Characteristic Scale Arguments

[center o bass]

In physics one often invokes arguments about a characteristic scale. For example at distances much larger than the Compton wavelength (a characteristic length scale) one might ignore quantum phenomena and calculate classically.

I would like to read up some more on the thinking behind such arguments, their validity etc. Does anyone know of some good literature on this topic?

 

[ORF]

Hello

First of all, my mother language is not English, so I'll be glad if you correct any mistake.

The Compton wavelength is a particular case of the "de Broglie length wave" for electrons. The great idea behind this concept is the complementarity principle.

http://en.wikipedia.org/wiki/Complementarity_(physics)

The complementarity in quantum physics could be summarized as "propagating as a wave; interacting with matter as a particle".

When you detect a quanta, you will measure its properties as a particle. When you don't detect a quanta, but its interference with itself, you will measure its properties as a wave, and among other things, its "de Broglie's wavelength".

It's a tricky point, and I think the best introduction is a historical view. I would recommend you The Nobel Lecture of de Broglie. http://www.nobelprize.org/nobel_prizes/physics/laureates/1929/broglie-lecture.pdf.
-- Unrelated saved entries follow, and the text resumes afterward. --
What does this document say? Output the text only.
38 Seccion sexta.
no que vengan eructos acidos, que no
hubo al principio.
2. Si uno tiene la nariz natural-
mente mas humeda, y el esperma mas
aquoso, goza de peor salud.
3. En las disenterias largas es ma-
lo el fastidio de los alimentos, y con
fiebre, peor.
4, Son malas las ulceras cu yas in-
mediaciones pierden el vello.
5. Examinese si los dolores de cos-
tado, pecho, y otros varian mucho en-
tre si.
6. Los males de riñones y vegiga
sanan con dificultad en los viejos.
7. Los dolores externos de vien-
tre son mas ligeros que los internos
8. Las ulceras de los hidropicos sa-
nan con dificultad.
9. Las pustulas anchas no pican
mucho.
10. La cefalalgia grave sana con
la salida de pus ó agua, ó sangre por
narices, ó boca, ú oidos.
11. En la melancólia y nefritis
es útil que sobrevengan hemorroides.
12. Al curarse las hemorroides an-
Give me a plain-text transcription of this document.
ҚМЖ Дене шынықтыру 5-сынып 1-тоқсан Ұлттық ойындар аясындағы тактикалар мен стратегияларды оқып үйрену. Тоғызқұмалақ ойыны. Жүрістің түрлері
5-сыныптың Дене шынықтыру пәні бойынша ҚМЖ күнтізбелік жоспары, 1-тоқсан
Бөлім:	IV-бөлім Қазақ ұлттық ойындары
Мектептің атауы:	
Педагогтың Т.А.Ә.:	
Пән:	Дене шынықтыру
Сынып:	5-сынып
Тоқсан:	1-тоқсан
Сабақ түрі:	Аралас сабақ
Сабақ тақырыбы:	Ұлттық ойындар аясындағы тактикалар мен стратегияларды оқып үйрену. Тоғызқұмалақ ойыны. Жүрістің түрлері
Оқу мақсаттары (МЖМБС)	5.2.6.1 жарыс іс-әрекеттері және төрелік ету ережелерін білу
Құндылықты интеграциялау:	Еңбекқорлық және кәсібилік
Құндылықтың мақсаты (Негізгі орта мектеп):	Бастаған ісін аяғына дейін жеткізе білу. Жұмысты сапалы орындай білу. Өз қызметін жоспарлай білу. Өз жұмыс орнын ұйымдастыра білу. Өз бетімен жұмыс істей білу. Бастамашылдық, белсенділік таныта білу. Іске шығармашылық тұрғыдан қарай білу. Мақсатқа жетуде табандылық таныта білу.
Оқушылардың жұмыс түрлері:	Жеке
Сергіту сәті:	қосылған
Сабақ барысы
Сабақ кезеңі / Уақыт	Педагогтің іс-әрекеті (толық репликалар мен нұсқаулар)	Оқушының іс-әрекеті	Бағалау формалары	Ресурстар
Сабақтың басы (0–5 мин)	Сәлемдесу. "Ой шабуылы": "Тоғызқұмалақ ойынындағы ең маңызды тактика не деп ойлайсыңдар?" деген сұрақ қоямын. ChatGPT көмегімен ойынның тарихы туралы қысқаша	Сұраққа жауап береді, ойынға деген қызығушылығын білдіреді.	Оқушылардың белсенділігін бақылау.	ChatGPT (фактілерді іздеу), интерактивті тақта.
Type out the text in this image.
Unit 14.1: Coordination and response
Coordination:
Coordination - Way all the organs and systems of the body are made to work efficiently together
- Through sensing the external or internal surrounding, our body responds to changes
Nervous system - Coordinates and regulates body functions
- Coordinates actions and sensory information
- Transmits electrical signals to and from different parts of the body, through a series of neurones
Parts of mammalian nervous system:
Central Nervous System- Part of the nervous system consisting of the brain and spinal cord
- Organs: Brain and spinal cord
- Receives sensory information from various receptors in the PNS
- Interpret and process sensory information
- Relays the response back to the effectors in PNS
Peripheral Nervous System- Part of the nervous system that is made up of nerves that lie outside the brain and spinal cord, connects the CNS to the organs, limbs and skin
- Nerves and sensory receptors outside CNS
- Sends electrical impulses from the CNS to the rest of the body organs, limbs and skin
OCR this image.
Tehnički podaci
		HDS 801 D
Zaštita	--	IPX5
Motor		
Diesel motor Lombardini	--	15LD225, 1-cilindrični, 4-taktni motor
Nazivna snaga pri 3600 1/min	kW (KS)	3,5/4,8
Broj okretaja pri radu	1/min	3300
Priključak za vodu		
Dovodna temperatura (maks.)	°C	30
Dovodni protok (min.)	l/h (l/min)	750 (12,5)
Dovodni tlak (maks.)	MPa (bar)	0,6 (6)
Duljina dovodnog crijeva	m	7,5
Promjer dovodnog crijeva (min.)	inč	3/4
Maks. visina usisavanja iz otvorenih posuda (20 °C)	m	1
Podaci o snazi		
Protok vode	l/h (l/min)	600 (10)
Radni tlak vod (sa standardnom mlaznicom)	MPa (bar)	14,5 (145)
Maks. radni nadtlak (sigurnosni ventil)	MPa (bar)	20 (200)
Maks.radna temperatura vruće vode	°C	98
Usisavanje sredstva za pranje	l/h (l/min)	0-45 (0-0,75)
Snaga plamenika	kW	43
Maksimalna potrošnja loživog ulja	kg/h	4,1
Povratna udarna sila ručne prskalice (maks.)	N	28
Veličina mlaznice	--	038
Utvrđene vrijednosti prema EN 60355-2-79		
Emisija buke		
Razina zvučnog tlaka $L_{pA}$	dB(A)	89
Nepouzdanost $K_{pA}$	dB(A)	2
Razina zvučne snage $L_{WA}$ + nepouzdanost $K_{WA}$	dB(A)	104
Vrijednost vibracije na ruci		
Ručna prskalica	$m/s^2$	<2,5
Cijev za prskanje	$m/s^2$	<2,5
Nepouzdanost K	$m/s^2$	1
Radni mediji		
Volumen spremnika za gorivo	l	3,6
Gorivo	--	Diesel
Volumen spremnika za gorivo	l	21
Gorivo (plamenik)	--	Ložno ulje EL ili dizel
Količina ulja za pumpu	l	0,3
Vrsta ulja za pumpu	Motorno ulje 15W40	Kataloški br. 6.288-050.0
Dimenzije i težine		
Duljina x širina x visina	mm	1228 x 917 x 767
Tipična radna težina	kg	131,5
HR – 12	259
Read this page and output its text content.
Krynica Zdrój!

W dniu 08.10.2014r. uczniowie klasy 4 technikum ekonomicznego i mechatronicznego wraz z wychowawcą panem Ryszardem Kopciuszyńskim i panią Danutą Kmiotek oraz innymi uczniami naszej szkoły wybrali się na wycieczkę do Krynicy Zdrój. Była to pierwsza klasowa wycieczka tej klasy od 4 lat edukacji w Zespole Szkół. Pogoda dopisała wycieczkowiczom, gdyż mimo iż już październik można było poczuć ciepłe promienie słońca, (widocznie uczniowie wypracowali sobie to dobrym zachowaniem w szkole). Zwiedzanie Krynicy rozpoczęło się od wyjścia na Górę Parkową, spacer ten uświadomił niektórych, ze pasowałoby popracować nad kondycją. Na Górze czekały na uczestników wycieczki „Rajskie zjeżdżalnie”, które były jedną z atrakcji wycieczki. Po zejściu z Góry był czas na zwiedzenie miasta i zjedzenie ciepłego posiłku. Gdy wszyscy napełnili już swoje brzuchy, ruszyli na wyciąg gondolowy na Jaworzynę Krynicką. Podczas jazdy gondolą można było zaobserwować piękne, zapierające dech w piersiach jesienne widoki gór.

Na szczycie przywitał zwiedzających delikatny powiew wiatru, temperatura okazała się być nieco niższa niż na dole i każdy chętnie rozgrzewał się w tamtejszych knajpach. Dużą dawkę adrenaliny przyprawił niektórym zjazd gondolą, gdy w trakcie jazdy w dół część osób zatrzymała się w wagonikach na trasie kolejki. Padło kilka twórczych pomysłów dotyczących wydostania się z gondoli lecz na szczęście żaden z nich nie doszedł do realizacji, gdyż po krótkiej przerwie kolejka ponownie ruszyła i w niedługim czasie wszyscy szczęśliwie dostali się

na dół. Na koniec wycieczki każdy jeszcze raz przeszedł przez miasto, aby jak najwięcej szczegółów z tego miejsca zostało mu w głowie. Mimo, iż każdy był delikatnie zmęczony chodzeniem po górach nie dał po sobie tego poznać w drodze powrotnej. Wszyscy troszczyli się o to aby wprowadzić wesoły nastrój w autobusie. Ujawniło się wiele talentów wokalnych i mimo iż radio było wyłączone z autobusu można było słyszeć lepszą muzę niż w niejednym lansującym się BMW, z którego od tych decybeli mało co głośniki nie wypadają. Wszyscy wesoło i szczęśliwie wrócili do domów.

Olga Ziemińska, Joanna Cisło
The textbook Eisberg&Resnick, Quantum Physics, which is often used for the first year of quantum physics classes at university, has a nice historical introduction.

And an even deeper text is "The Feynman Lectures on Physics". Vol. 3-4, p. 221-222, 412.

Greetings.
PD: Quantum phenomena are not only related to small sizes; a very graphical example is when you try to measure the temperature of a water droplet with a mercury-in-glass thermometer: this is also quantum physics :)